About This Course
Welcome to the self-paced version of Mining of Massive Datasets!
The course is based on the text Mining of Massive Datasets by Jure Leskovec, Anand Rajaraman, and Jeff Ullman, who by coincidence are also the instructors for the course. The book is published by Cambridge Univ. Press, but by arrangement with the publisher, you can download a free copy Here. The material in this on-ine course closely matches the content of the Stanford course CS246.
The major topics covered include: MapReduce systems and algorithms, Locality-sensitive hashing, Algorithms for data streams, PageRank and Web-link analysis, Frequent itemset analysis, Clustering, Computational advertising, Recommendation systems, Social-network graphs, Dimensionality reduction, and Machine-learning algorithms.
The course is intended for graduate students and advanced undergraduates in Computer Science. At a minimum, you should have had courses in Data structures, Algorithms, Database systems, Linear algebra, Multivariable calculus, and Statistics.

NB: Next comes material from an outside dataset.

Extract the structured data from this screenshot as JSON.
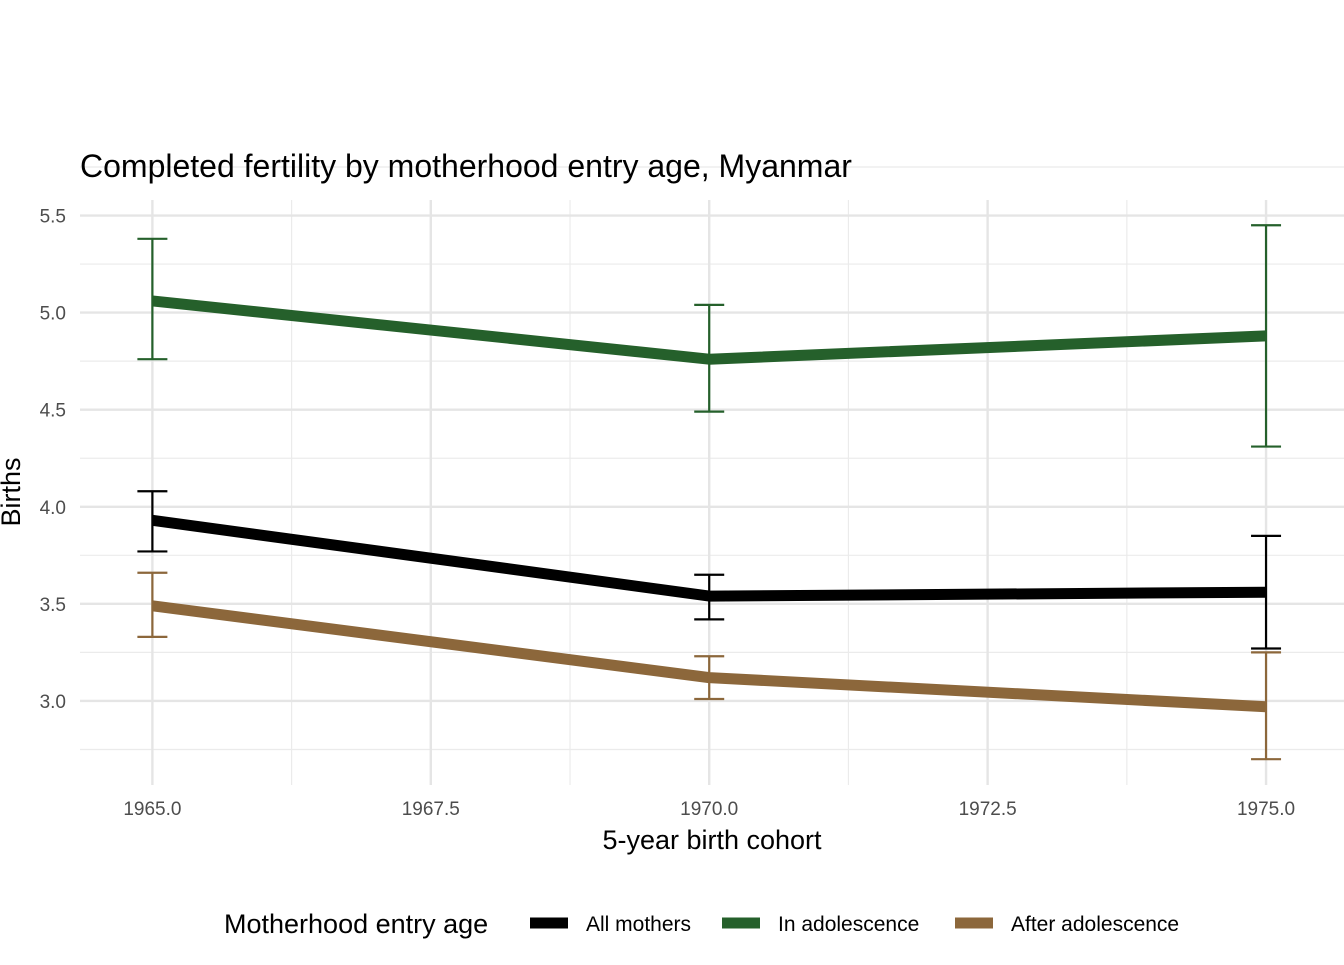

Jure is an associate professor of computer science at Stanford. His research area is mining of large social and information networks. He is the author of the Stanford Network Analysis Platform, a general-purpose network analysis and graph mining library. For more information, see his Home Page.

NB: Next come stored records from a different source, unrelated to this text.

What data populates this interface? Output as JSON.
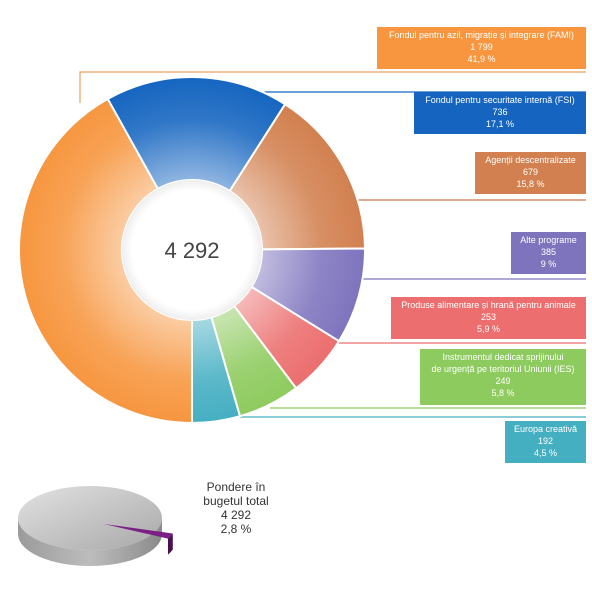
{
  "chart_data": {
    "type": "pie",
    "variant": "donut",
    "center_label": "4 292",
    "slices": [
      {
        "name": "Fondul pentru azil, migrație și integrare (FAMI)",
        "value_label": "1 799",
        "percent_label": "41,9 %",
        "value": 1799,
        "percent": 41.9,
        "color": "#F7963F",
        "leader_color": "#E8A060"
      },
      {
        "name": "Fondul pentru securitate internă (FSI)",
        "value_label": "736",
        "percent_label": "17,1 %",
        "value": 736,
        "percent": 17.1,
        "color": "#1565C0",
        "leader_color": "#1565C0"
      },
      {
        "name": "Agenții descentralizate",
        "value_label": "679",
        "percent_label": "15,8 %",
        "value": 679,
        "percent": 15.8,
        "color": "#D2804F",
        "leader_color": "#C87A4E"
      },
      {
        "name": "Alte programe",
        "value_label": "385",
        "percent_label": "9 %",
        "value": 385,
        "percent": 9.0,
        "color": "#7E74BE",
        "leader_color": "#7E74BE"
      },
      {
        "name": "Produse alimentare și hrană pentru animale",
        "value_label": "253",
        "percent_label": "5,9 %",
        "value": 253,
        "percent": 5.9,
        "color": "#EC6E6E",
        "leader_color": "#EC6E6E"
      },
      {
        "name": "Instrumentul dedicat sprijinului de urgență pe teritoriul Uniunii (IES)",
        "name_lines": [
          "Instrumentul dedicat sprijinului",
          "de urgență pe teritoriul Uniunii (IES)"
        ],
        "value_label": "249",
        "percent_label": "5,8 %",
        "value": 249,
        "percent": 5.8,
        "color": "#8ECB5E",
        "leader_color": "#8ECB5E"
      },
      {
        "name": "Europa creativă",
        "value_label": "192",
        "percent_label": "4,5 %",
        "value": 192,
        "percent": 4.5,
        "color": "#45AFC2",
        "leader_color": "#45AFC2"
      }
    ],
    "share": {
      "lines": [
        "Pondere în",
        "bugetul total",
        "4 292",
        "2,8 %"
      ],
      "percent": 2.8,
      "base_color": "#BDBDBD",
      "highlight_color": "#7A1F86"
    }
  }
}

Anand is a serial entrepreneur, venture capitalist, and academic, based in Silicon Valley. He founded two successful startups, Junglee (acquired by Amazon) and Kosmix (acquired by Walmart). At Amazon, he was co-inventor of Mechanical Turk. Currently, he is a founding partner of Milliways Labs, an early-stage venture-capital firm. For more information, see his Blog, called "Datawocky".
Jeffrey D. Ullman
Jeff Ullman is a retired professor of Computer Science at Stanford. His Home Page offers additional information about the instructor.